First off I have lived in or near St Louis my entire life and have only visited Cleveland once on a vacation in 2001. The Major League movies (at least the first two) are great and I quote them all the time. The first one came out in 1989 and I saw it in 1993 for the first time. The last portion is a bit tricky. In St Louis, the fan base of baseball fans tend to be fanatical – if not a bit cocky these days about their Cardinals and 11 championships. But rewind to the early 90’s after 3 glorious trips to the series in the 80’s. The Cardinals of the early 90’s were a hot mess to say the least but I still followed them.
Brushing away the New Year’s confetti from 1992 into 1993 and baseball of the spring training variety rolling into my house via the Sporting News. Back in those days before Google or the internet for that matter – you typically only got the latest scoop of information from the radio, TV or news publications. Reading the experts take on each team and their chances for the upcoming season from cover to cover – I loved the Sporting News. Enter baseball tragedy. Reading about the Cleveland Indians. A franchise saddled with a storied history of losing. The butt of many jokes league-wide the Indians were dealt a lethal blow on March 22, 1993.
Three baseball buddies in the throws (pardon the pun) of spring training were ‘gator hunting’ in the evening hours when darkness, alcohol and a boat brought two of those lives to an end. Tim Crews, Steve Olin and Bobby Ojeda – all pitchers in camp for the Cleveland Indians – the first two died that day. Much has been written about that accident and the fallout on the team and their families.
So if you ask how does that translate into me becoming a fan? Well I’ve always been a little morbid and a crusader for the underdog. So I kept tabs on the Indians through my local paper – the St Louis Post Dispatch. Mostly poor results for the Indians that year but they were making moves to add young talent with offensive upside and veteran pitching. The year 1993 ended for the Indians with 76 wins and 86 losses and a 6th place finish in the American League East behind the first place Toronto Blue Jays.

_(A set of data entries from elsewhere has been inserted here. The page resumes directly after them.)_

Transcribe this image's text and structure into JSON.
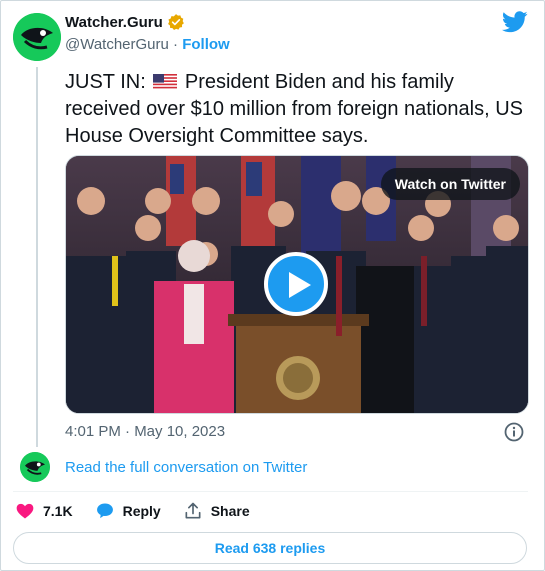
{
  "account": {
    "display_name": "Watcher.Guru",
    "handle": "@WatcherGuru",
    "separator": " · ",
    "follow_label": "Follow"
  },
  "tweet": {
    "text_prefix": "JUST IN: ",
    "text_body": " President Biden and his family received over $10 million from foreign nationals, US House Oversight Committee says.",
    "timestamp": "4:01 PM · May 10, 2023"
  },
  "media": {
    "watch_label": "Watch on Twitter"
  },
  "conversation": {
    "read_full_label": "Read the full conversation on Twitter"
  },
  "actions": {
    "like_count": "7.1K",
    "reply_label": "Reply",
    "share_label": "Share"
  },
  "replies": {
    "label": "Read 638 replies"
  },
  "colors": {
    "accent": "#1d9bf0",
    "like": "#f91880",
    "avatar_bg": "#16c95a",
    "text_secondary": "#536471"
  },
  "icons": {
    "logo": "twitter-bird-icon",
    "verified": "verified-badge-icon",
    "info": "info-icon",
    "like": "heart-icon",
    "reply": "speech-bubble-icon",
    "share": "share-upload-icon",
    "play": "play-icon"
  }
}
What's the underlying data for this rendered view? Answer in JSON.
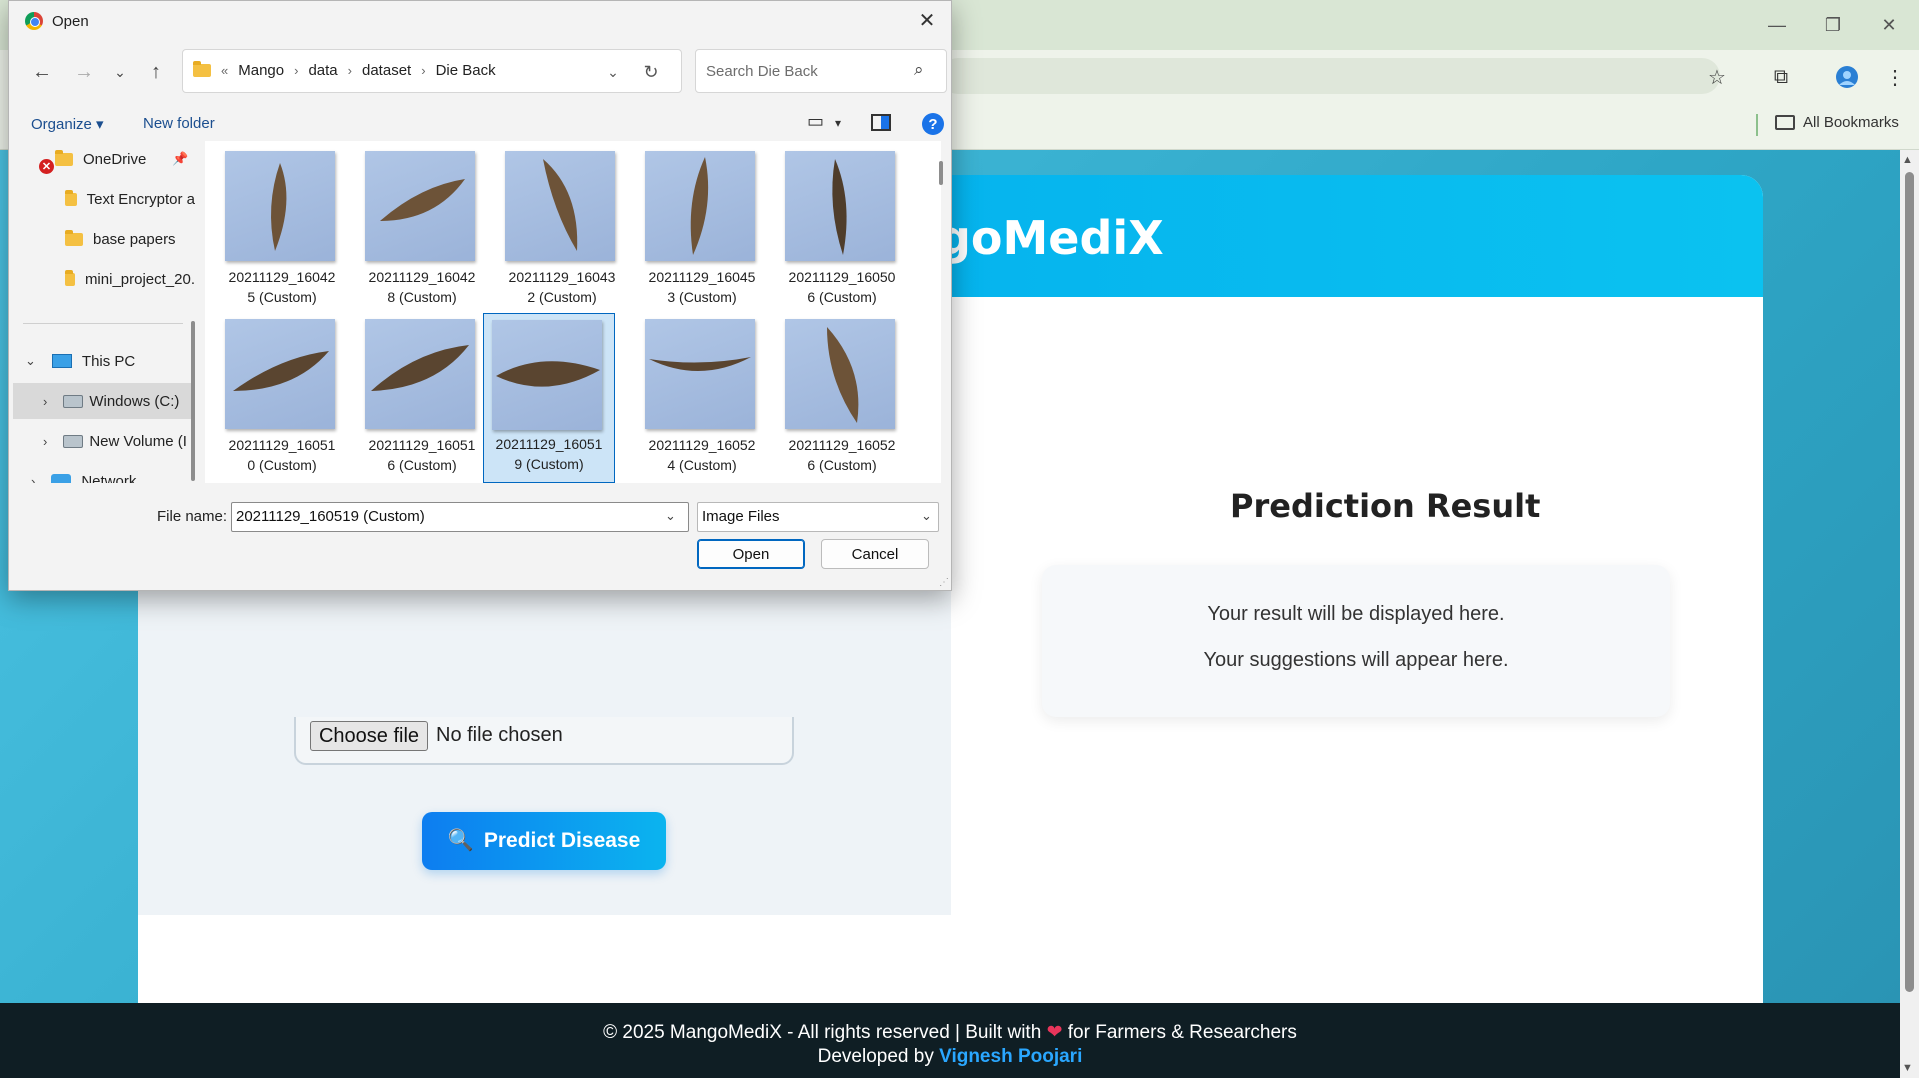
{
  "browser": {
    "window_controls": [
      "—",
      "❐",
      "✕"
    ],
    "bookmarks_label": "All Bookmarks"
  },
  "site": {
    "brand": "goMediX",
    "choose_file": "Choose file",
    "no_file": "No file chosen",
    "predict_button": "Predict Disease",
    "predict_icon": "🔍",
    "result_title": "Prediction Result",
    "result_line1": "Your result will be displayed here.",
    "result_line2": "Your suggestions will appear here.",
    "footer_line1_a": "© 2025 MangoMediX - All rights reserved | Built with",
    "footer_heart": "❤",
    "footer_line1_b": "for Farmers & Researchers",
    "footer_dev_prefix": "Developed by",
    "footer_dev_name": "Vignesh Poojari",
    "colors": {
      "header": "#00a6ec",
      "button": "#0d7df0",
      "footer": "#0f1e24",
      "dev_name": "#2aa7ff"
    }
  },
  "dialog": {
    "title": "Open",
    "path": [
      "«",
      "Mango",
      "data",
      "dataset",
      "Die Back"
    ],
    "search_placeholder": "Search Die Back",
    "organize": "Organize ▾",
    "new_folder": "New folder",
    "nav": [
      {
        "label": "OneDrive",
        "icon": "cloud-icon"
      },
      {
        "label": "Text Encryptor a",
        "icon": "folder-icon"
      },
      {
        "label": "base papers",
        "icon": "folder-icon"
      },
      {
        "label": "mini_project_20.",
        "icon": "folder-icon"
      },
      {
        "label": "This PC",
        "icon": "pc-icon"
      },
      {
        "label": "Windows (C:)",
        "icon": "drive-icon"
      },
      {
        "label": "New Volume (I",
        "icon": "drive-icon"
      },
      {
        "label": "Network",
        "icon": "network-icon"
      }
    ],
    "files": [
      {
        "line1": "20211129_16042",
        "line2": "5 (Custom)"
      },
      {
        "line1": "20211129_16042",
        "line2": "8 (Custom)"
      },
      {
        "line1": "20211129_16043",
        "line2": "2 (Custom)"
      },
      {
        "line1": "20211129_16045",
        "line2": "3 (Custom)"
      },
      {
        "line1": "20211129_16050",
        "line2": "6 (Custom)"
      },
      {
        "line1": "20211129_16051",
        "line2": "0 (Custom)"
      },
      {
        "line1": "20211129_16051",
        "line2": "6 (Custom)"
      },
      {
        "line1": "20211129_16051",
        "line2": "9 (Custom)"
      },
      {
        "line1": "20211129_16052",
        "line2": "4 (Custom)"
      },
      {
        "line1": "20211129_16052",
        "line2": "6 (Custom)"
      }
    ],
    "selected_file_index": 7,
    "file_name_label": "File name:",
    "file_name_value": "20211129_160519 (Custom)",
    "file_type": "Image Files",
    "open_button": "Open",
    "cancel_button": "Cancel"
  }
}
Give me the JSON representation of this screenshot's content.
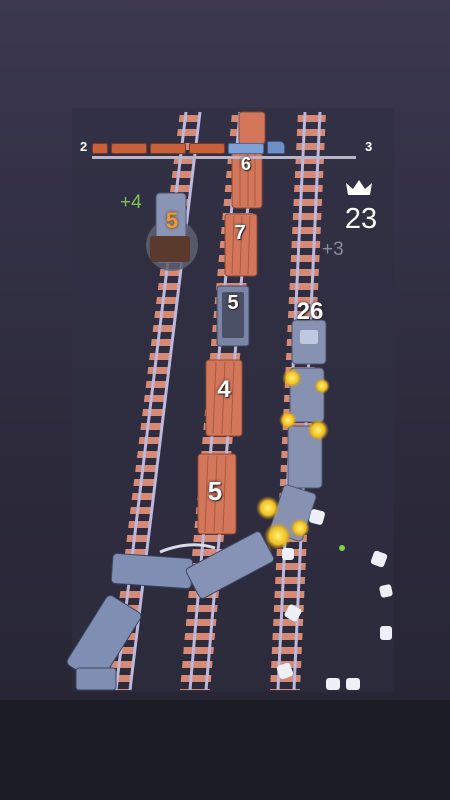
{
  "progress": {
    "current_level": "2",
    "next_level": "3",
    "train_cars": [
      "car",
      "car",
      "car",
      "car",
      "blue",
      "loco"
    ]
  },
  "hud": {
    "crown_icon": "crown-icon",
    "score": "23"
  },
  "floating_texts": {
    "bonus_left": "+4",
    "bonus_right": "+3"
  },
  "wagons": {
    "n6": "6",
    "n7": "7",
    "n5_coal": "5",
    "n4": "4",
    "n5_bottom": "5",
    "n5_falling": "5"
  },
  "player": {
    "count": "26"
  },
  "colors": {
    "rail": "#b9b3d6",
    "tie": "#e0907a",
    "log": "#d4765a",
    "wagon_gray": "#7f8fb3",
    "fire": "#f0c020"
  }
}
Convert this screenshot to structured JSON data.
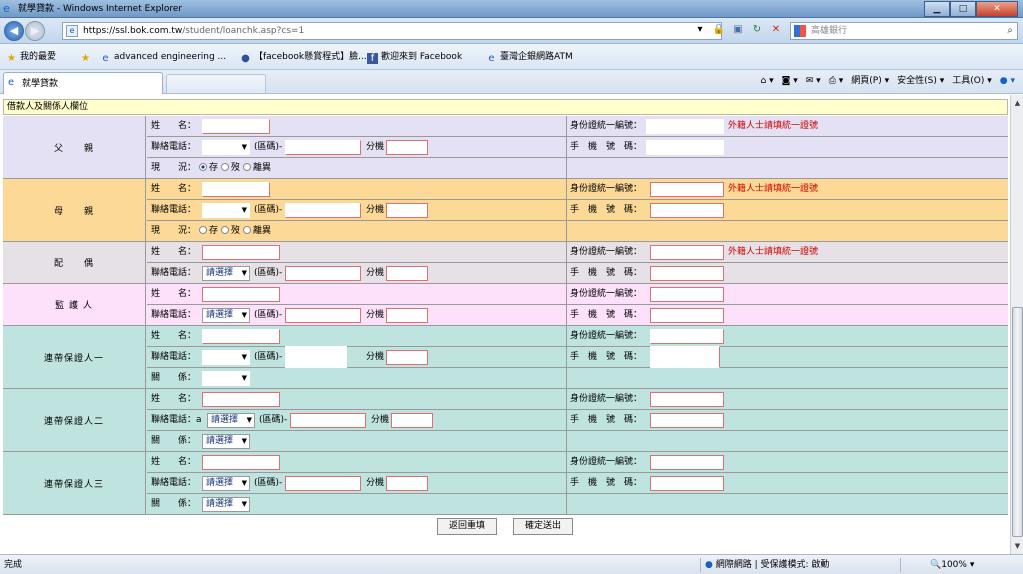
{
  "window": {
    "title": "就學貸款 - Windows Internet Explorer",
    "min": "▁",
    "max": "□",
    "close": "✕"
  },
  "address": {
    "url_host": "https://ssl.bok.com.tw",
    "url_path": "/student/loanchk.asp?cs=1",
    "search_placeholder": "高雄銀行",
    "back_glyph": "◀",
    "fwd_glyph": "▶"
  },
  "favorites": {
    "label": "我的最愛",
    "items": [
      "advanced engineering ...",
      "【facebook懸賞程式】臉...",
      "歡迎來到 Facebook",
      "臺灣企銀網路ATM"
    ]
  },
  "tab": {
    "label": "就學貸款"
  },
  "command_bar": {
    "page": "網頁(P)",
    "safety": "安全性(S)",
    "tools": "工具(O)"
  },
  "form": {
    "section_title": "借款人及關係人欄位",
    "labels": {
      "name": "姓　　名：",
      "phone": "聯絡電話：",
      "area": "(區碼)-",
      "ext": "分機",
      "status": "現　　況：",
      "id": "身份證統一編號：",
      "mobile": "手　機　號　碼：",
      "relation": "關　　係：",
      "foreign_note": "外籍人士請填統一證號",
      "select_default": "請選擇"
    },
    "status_options": [
      "存",
      "歿",
      "離異"
    ],
    "groups": {
      "father": "父　　親",
      "mother": "母　　親",
      "spouse": "配　　偶",
      "guardian": "監 護 人",
      "guarantor1": "連帶保證人一",
      "guarantor2": "連帶保證人二",
      "guarantor3": "連帶保證人三"
    },
    "guarantor2_phone_prefix": "a"
  },
  "buttons": {
    "back": "返回重填",
    "submit": "確定送出"
  },
  "status": {
    "done": "完成",
    "zone": "網際網路 | 受保護模式: 啟動",
    "zoom": "100%"
  },
  "colors": {
    "header": "#ffffcc",
    "father": "#e5e1f4",
    "mother": "#fcd997",
    "spouse": "#e6e1e6",
    "guardian": "#fde0fa",
    "guarantor": "#bfe3df",
    "note": "#d40000"
  },
  "icons": {
    "ie": "internet-explorer-icon",
    "lock": "lock-icon",
    "refresh": "refresh-icon",
    "stop": "stop-icon",
    "search": "search-icon",
    "star": "favorites-star-icon",
    "globe": "internet-zone-icon",
    "zoom": "zoom-icon"
  }
}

My interest in the Indians plight held over into 1994 when the Indians debuted their new home ballpark – Jacobs Field. The Indians franchise was reborn with an exciting brand of baseball that featured speed and power galore in their young lineup. The city was rejuvenated and the Indians were a catalyst. When the 1994 season was halted 113 games in due to the baseball strike that led to no World Series for the first time in the modern era – the Indians were sitting 1 game behind the Chicago White Sox in the newly formed American League Central Division. If the post season would have been generated based on the standings for those games played – the 1994 Cleveland Indians would have qualified for the newly created Wild Card playoff seeding – 2.5 games ahead of the Baltimore Orioles. But alas the city of Cleveland was robbed of their feel good comeback story and would have to wait another year to taste regular season success, a post season birth, a trip to the World Series and ultimately heartbreak in Atlanta in game six of the World Series. But what a glorious ride.
There was no looking back from that point on. I still followed and to a lesser extend rooted for the hometown Cardinals but the Indians were now my team. Twenty one years later with some ups and downs but I still love my Indians baseball. Go Tribe!